So this recipe started out as an attempt to make homemade samosas, but we realised we’d picked up puff instead of filo pastry, and it went badly wrong. So we made pasties instead 😉
If you have a spare hour to entertain the kids with, try making your own pasties for lunch dinner or snacks. They freeze well and you can fill them with any leftove veggies and potatoes etc- I just used leftover potato and mixed frozen vegetables.
Just be creative! It’s great fun for kids and adults alike, I even got my kitchen-phobic boyfriend to get his hands floury.
Ingredients:
1 packet puff pastry
cup of cold water
flour
2 potatoes
mixed frozen veg
curry powder/ garam masala
Method:
First up, make the filling. Cut the potato into pieces and microwave it with the frozen veggies and some curry powder for 1 minute. They will all cook through in the oven so no need to worry about them being raw at this stage. To ramp up the flavour, add tomatoes, chilli, cooked rice, garam masala, or any fresh vegetables or herbs that you have. To make a non-vegan version, add some shredded chicken, ham, or cheese.

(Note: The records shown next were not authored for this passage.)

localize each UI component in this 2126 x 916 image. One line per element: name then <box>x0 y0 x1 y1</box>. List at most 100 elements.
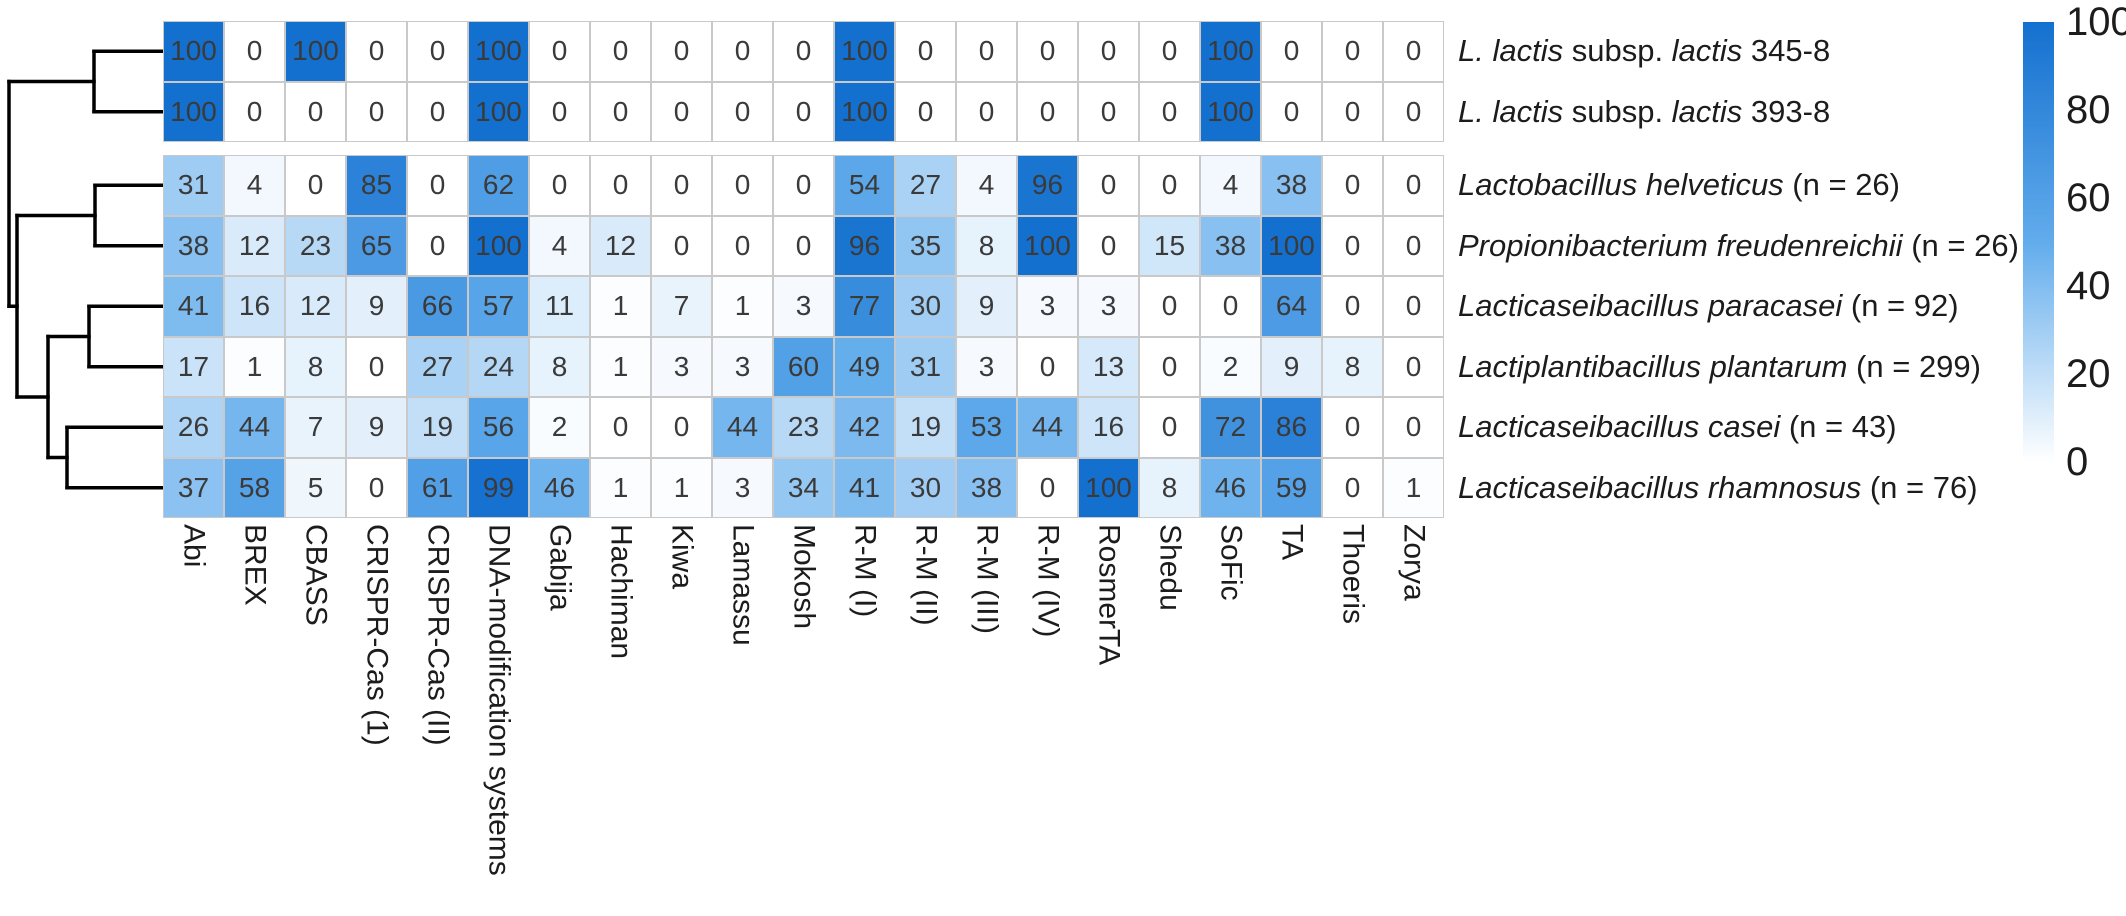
heatmap-cell: 38 <box>956 457 1017 518</box>
heatmap-cell: 0 <box>1383 155 1444 216</box>
heatmap-cell: 0 <box>1322 81 1383 142</box>
heatmap-cell: 46 <box>1200 457 1261 518</box>
heatmap-cell: 100 <box>834 81 895 142</box>
heatmap-cell: 0 <box>1078 81 1139 142</box>
heatmap-cell: 4 <box>1200 155 1261 216</box>
column-label: CRISPR-Cas (1) <box>360 524 394 746</box>
heatmap-cell: 100 <box>285 21 346 82</box>
heatmap-cell: 0 <box>1261 81 1322 142</box>
heatmap-cell: 0 <box>407 21 468 82</box>
heatmap-cell: 100 <box>1261 215 1322 276</box>
heatmap-cell: 0 <box>1078 21 1139 82</box>
heatmap-cell: 3 <box>1017 276 1078 337</box>
colorbar-tick-label: 40 <box>2066 264 2111 308</box>
heatmap-cell: 96 <box>834 215 895 276</box>
heatmap-cell: 99 <box>468 457 529 518</box>
heatmap-cell: 27 <box>895 155 956 216</box>
row-label: Lacticaseibacillus paracasei (n = 92) <box>1458 288 1959 324</box>
heatmap-cell: 0 <box>1078 215 1139 276</box>
heatmap-cell: 31 <box>895 336 956 397</box>
heatmap-cell: 9 <box>346 397 407 458</box>
colorbar-tick-label: 80 <box>2066 88 2111 132</box>
colorbar-tick-label: 20 <box>2066 352 2111 396</box>
heatmap-cell: 1 <box>712 276 773 337</box>
row-label: Lactiplantibacillus plantarum (n = 299) <box>1458 348 1981 384</box>
heatmap-cell: 0 <box>1078 155 1139 216</box>
heatmap-cell: 0 <box>1383 21 1444 82</box>
heatmap-cell: 0 <box>224 21 285 82</box>
row-label: L. lactis subsp. lactis 393-8 <box>1458 93 1831 129</box>
heatmap-cell: 85 <box>346 155 407 216</box>
heatmap-cell: 100 <box>1017 215 1078 276</box>
heatmap-cell: 44 <box>1017 397 1078 458</box>
heatmap-cell: 24 <box>468 336 529 397</box>
heatmap-cell: 100 <box>834 21 895 82</box>
heatmap-cell: 100 <box>468 21 529 82</box>
heatmap-cell: 9 <box>346 276 407 337</box>
heatmap-cell: 23 <box>773 397 834 458</box>
heatmap-cell: 0 <box>1322 155 1383 216</box>
column-label: R-M (II) <box>909 524 943 626</box>
heatmap-cell: 16 <box>224 276 285 337</box>
heatmap-cell: 46 <box>529 457 590 518</box>
heatmap-cell: 59 <box>1261 457 1322 518</box>
column-label: R-M (IV) <box>1031 524 1065 638</box>
heatmap-cell: 0 <box>346 21 407 82</box>
heatmap-cell: 44 <box>224 397 285 458</box>
heatmap-cell: 86 <box>1261 397 1322 458</box>
heatmap-cell: 34 <box>773 457 834 518</box>
heatmap-cell: 30 <box>895 457 956 518</box>
heatmap-cell: 38 <box>1261 155 1322 216</box>
column-label: R-M (I) <box>848 524 882 618</box>
column-label: Lamassu <box>726 524 760 646</box>
heatmap-cell: 77 <box>834 276 895 337</box>
heatmap-cell: 0 <box>529 155 590 216</box>
column-label: Gabija <box>543 524 577 611</box>
heatmap-cell: 0 <box>590 155 651 216</box>
heatmap-cell: 65 <box>346 215 407 276</box>
heatmap-cell: 5 <box>285 457 346 518</box>
row-label: Lacticaseibacillus casei (n = 43) <box>1458 409 1897 445</box>
heatmap-cell: 0 <box>1139 336 1200 397</box>
heatmap-cell: 23 <box>285 215 346 276</box>
heatmap-cell: 12 <box>285 276 346 337</box>
column-label: CRISPR-Cas (II) <box>421 524 455 746</box>
heatmap-cell: 56 <box>468 397 529 458</box>
heatmap-cell: 0 <box>773 81 834 142</box>
heatmap-cell: 0 <box>1383 336 1444 397</box>
heatmap-cell: 72 <box>1200 397 1261 458</box>
heatmap-cell: 0 <box>773 155 834 216</box>
colorbar-tick-label: 100 <box>2066 0 2126 44</box>
heatmap-cell: 0 <box>529 81 590 142</box>
column-label: Abi <box>177 524 211 568</box>
heatmap-cell: 0 <box>1383 215 1444 276</box>
heatmap-cell: 0 <box>1139 397 1200 458</box>
heatmap-cell: 0 <box>346 336 407 397</box>
heatmap-cell: 1 <box>1383 457 1444 518</box>
row-label: L. lactis subsp. lactis 345-8 <box>1458 33 1831 69</box>
heatmap-cell: 0 <box>1383 81 1444 142</box>
heatmap-cell: 0 <box>1261 21 1322 82</box>
heatmap-cell: 0 <box>1322 215 1383 276</box>
heatmap-cell: 0 <box>1017 21 1078 82</box>
row-label: Lacticaseibacillus rhamnosus (n = 76) <box>1458 469 1978 505</box>
heatmap-cell: 100 <box>468 215 529 276</box>
heatmap-cell: 17 <box>163 336 224 397</box>
heatmap-cell: 8 <box>529 336 590 397</box>
heatmap-cell: 4 <box>529 215 590 276</box>
column-label: SoFic <box>1214 524 1248 601</box>
heatmap-cell: 0 <box>590 21 651 82</box>
heatmap-cell: 16 <box>1078 397 1139 458</box>
column-label: Kiwa <box>665 524 699 590</box>
heatmap-cell: 0 <box>773 215 834 276</box>
heatmap-cell: 0 <box>1139 81 1200 142</box>
heatmap-cell: 53 <box>956 397 1017 458</box>
heatmap-cell: 0 <box>1139 155 1200 216</box>
heatmap-cell: 42 <box>834 397 895 458</box>
heatmap-cell: 35 <box>895 215 956 276</box>
heatmap-cell: 64 <box>1261 276 1322 337</box>
heatmap-cell: 7 <box>285 397 346 458</box>
heatmap-cell: 0 <box>651 21 712 82</box>
heatmap-cell: 0 <box>712 81 773 142</box>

First up, take some refrigerated ready-made puff pastry (unless you are some kind of saint who can make their own. Hat’s off to you, I am in awe). Cut off small pieces and roll them out on a floured surface. They should be about 1cm thick.

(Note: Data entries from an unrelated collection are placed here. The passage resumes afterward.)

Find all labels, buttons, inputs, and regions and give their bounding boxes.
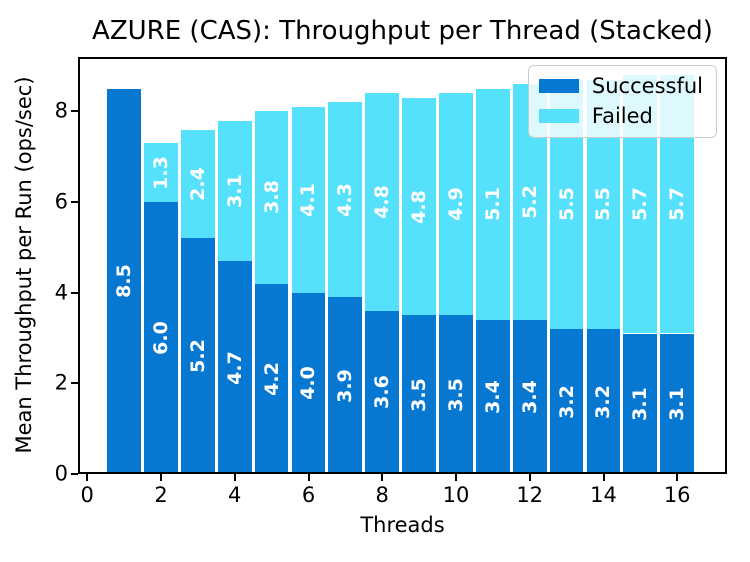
x-tick-label: 6 bbox=[301, 483, 316, 507]
bar-segment-failed-thread-3: 2.4 bbox=[180, 129, 215, 239]
bar-segment-successful-thread-8: 3.6 bbox=[365, 310, 400, 474]
bar-value-label: 4.8 bbox=[371, 185, 394, 219]
bar-value-label: 3.1 bbox=[629, 386, 652, 421]
bar-segment-successful-thread-2: 6.0 bbox=[144, 202, 178, 474]
bar-value-label: 3.9 bbox=[334, 368, 357, 403]
bar-value-label: 5.1 bbox=[481, 187, 504, 222]
x-tick bbox=[233, 474, 236, 481]
x-tick bbox=[455, 474, 457, 481]
bar-value-label: 2.4 bbox=[186, 167, 209, 201]
bar-segment-failed-thread-11: 5.1 bbox=[475, 88, 510, 320]
bar-segment-successful-thread-16: 3.1 bbox=[660, 333, 695, 474]
bar-value-label: 3.1 bbox=[666, 386, 689, 421]
legend-swatch-successful bbox=[538, 79, 579, 93]
bar-segment-successful-thread-4: 4.7 bbox=[217, 261, 252, 474]
bar-value-label: 8.5 bbox=[113, 264, 136, 299]
legend-item-failed: Failed bbox=[538, 104, 703, 128]
y-tick bbox=[71, 291, 78, 294]
y-tick bbox=[71, 201, 78, 203]
y-tick-label: 8 bbox=[54, 98, 68, 123]
bar-segment-failed-thread-10: 4.9 bbox=[439, 93, 473, 316]
bar-value-label: 3.4 bbox=[481, 380, 504, 414]
x-axis-label: Threads bbox=[360, 513, 445, 537]
bar-value-label: 4.1 bbox=[297, 182, 320, 217]
bar-value-label: 3.5 bbox=[444, 377, 467, 412]
legend: Successful Failed bbox=[527, 65, 717, 138]
legend-label-failed: Failed bbox=[591, 104, 653, 128]
x-tick bbox=[381, 474, 384, 481]
chart-title: AZURE (CAS): Throughput per Thread (Stac… bbox=[92, 16, 713, 46]
bar-segment-successful-thread-5: 4.2 bbox=[254, 283, 289, 474]
bar-value-label: 1.3 bbox=[149, 155, 172, 190]
x-tick bbox=[86, 474, 89, 481]
y-tick-label: 0 bbox=[54, 461, 68, 486]
x-tick-label: 16 bbox=[663, 483, 691, 507]
bar-value-label: 3.8 bbox=[260, 180, 283, 215]
x-tick-label: 14 bbox=[590, 483, 617, 507]
bar-value-label: 5.2 bbox=[518, 185, 541, 219]
bar-segment-successful-thread-6: 4.0 bbox=[291, 292, 326, 474]
x-tick-label: 4 bbox=[228, 483, 242, 507]
bar-segment-successful-thread-7: 3.9 bbox=[328, 297, 363, 474]
x-tick-label: 0 bbox=[80, 483, 94, 507]
bar-segment-failed-thread-8: 4.8 bbox=[365, 93, 400, 311]
bar-segment-successful-thread-3: 5.2 bbox=[180, 238, 215, 474]
x-tick bbox=[307, 474, 310, 481]
bar-value-label: 4.3 bbox=[334, 182, 357, 217]
bar-value-label: 3.2 bbox=[555, 384, 578, 419]
bar-segment-failed-thread-5: 3.8 bbox=[254, 111, 289, 284]
bar-value-label: 3.1 bbox=[223, 173, 246, 208]
bar-segment-failed-thread-7: 4.3 bbox=[328, 102, 363, 298]
x-tick bbox=[528, 474, 531, 481]
y-tick bbox=[71, 473, 78, 475]
legend-label-successful: Successful bbox=[591, 74, 703, 98]
bar-value-label: 4.2 bbox=[260, 361, 283, 396]
bar-segment-failed-thread-2: 1.3 bbox=[144, 143, 178, 202]
y-axis-label: Mean Throughput per Run (ops/sec) bbox=[12, 76, 36, 454]
bar-value-label: 3.4 bbox=[518, 380, 541, 414]
x-tick-label: 2 bbox=[154, 483, 168, 507]
bar-value-label: 5.2 bbox=[186, 339, 209, 373]
x-tick bbox=[160, 474, 162, 481]
bar-value-label: 4.7 bbox=[223, 350, 246, 385]
bar-value-label: 4.9 bbox=[444, 187, 467, 222]
bar-value-label: 5.7 bbox=[666, 187, 689, 222]
x-tick-label: 12 bbox=[516, 483, 544, 507]
y-tick-label: 6 bbox=[54, 189, 68, 214]
x-tick bbox=[602, 474, 605, 481]
legend-swatch-failed bbox=[538, 109, 579, 123]
bar-segment-successful-thread-15: 3.1 bbox=[623, 333, 658, 474]
bar-segment-successful-thread-10: 3.5 bbox=[439, 315, 473, 474]
bar-segment-successful-thread-9: 3.5 bbox=[402, 315, 436, 474]
bar-segment-failed-thread-9: 4.8 bbox=[402, 97, 436, 316]
bar-segment-failed-thread-6: 4.1 bbox=[291, 106, 326, 293]
bar-value-label: 5.5 bbox=[555, 187, 578, 222]
bar-value-label: 4.0 bbox=[297, 366, 320, 401]
y-tick-label: 4 bbox=[54, 280, 68, 305]
x-tick-label: 10 bbox=[442, 483, 470, 507]
bar-segment-failed-thread-4: 3.1 bbox=[217, 120, 252, 261]
bar-segment-successful-thread-13: 3.2 bbox=[549, 329, 584, 474]
bar-segment-successful-thread-11: 3.4 bbox=[475, 319, 510, 474]
bar-segment-successful-thread-14: 3.2 bbox=[586, 329, 621, 474]
bar-value-label: 5.5 bbox=[592, 187, 615, 222]
y-tick bbox=[71, 110, 78, 113]
x-tick bbox=[676, 474, 679, 481]
bar-value-label: 6.0 bbox=[149, 321, 172, 355]
y-tick bbox=[71, 382, 78, 385]
bar-value-label: 3.6 bbox=[371, 375, 394, 410]
bar-value-label: 5.7 bbox=[629, 187, 652, 222]
bar-value-label: 4.8 bbox=[408, 189, 431, 224]
x-tick-label: 8 bbox=[375, 483, 389, 507]
bar-value-label: 3.5 bbox=[408, 377, 431, 412]
bar-segment-successful-thread-1: 8.5 bbox=[107, 88, 141, 474]
bar-value-label: 3.2 bbox=[592, 384, 615, 419]
legend-item-successful: Successful bbox=[538, 74, 703, 98]
y-tick-label: 2 bbox=[54, 370, 68, 395]
bar-segment-successful-thread-12: 3.4 bbox=[512, 319, 547, 474]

Grab a bowl or large mug about the width of your handspan, place it on the pastry and cut out a circle around it. Any bigger or smaller than your hands (or your kids’ hands) and they become more difficult to make.
Then, using your finger or a pastry brush, dab a little water around the edge of the pastry, to make it stick together.
Grab two thirds of the circle in each hand, and fold them in on each other, like a cone, and squish the edges of the pastry together so it sticks.
Put two teaspoons of your filling inside, and then fold over the final edge and seal the pastries.
Sprinkle them with turmeric and a brush them with either oil or milk to make them golden brown when they come out.
Bake for 30 minutes at 200C and serve with onion relish and my amazing mango-mole. BOSH.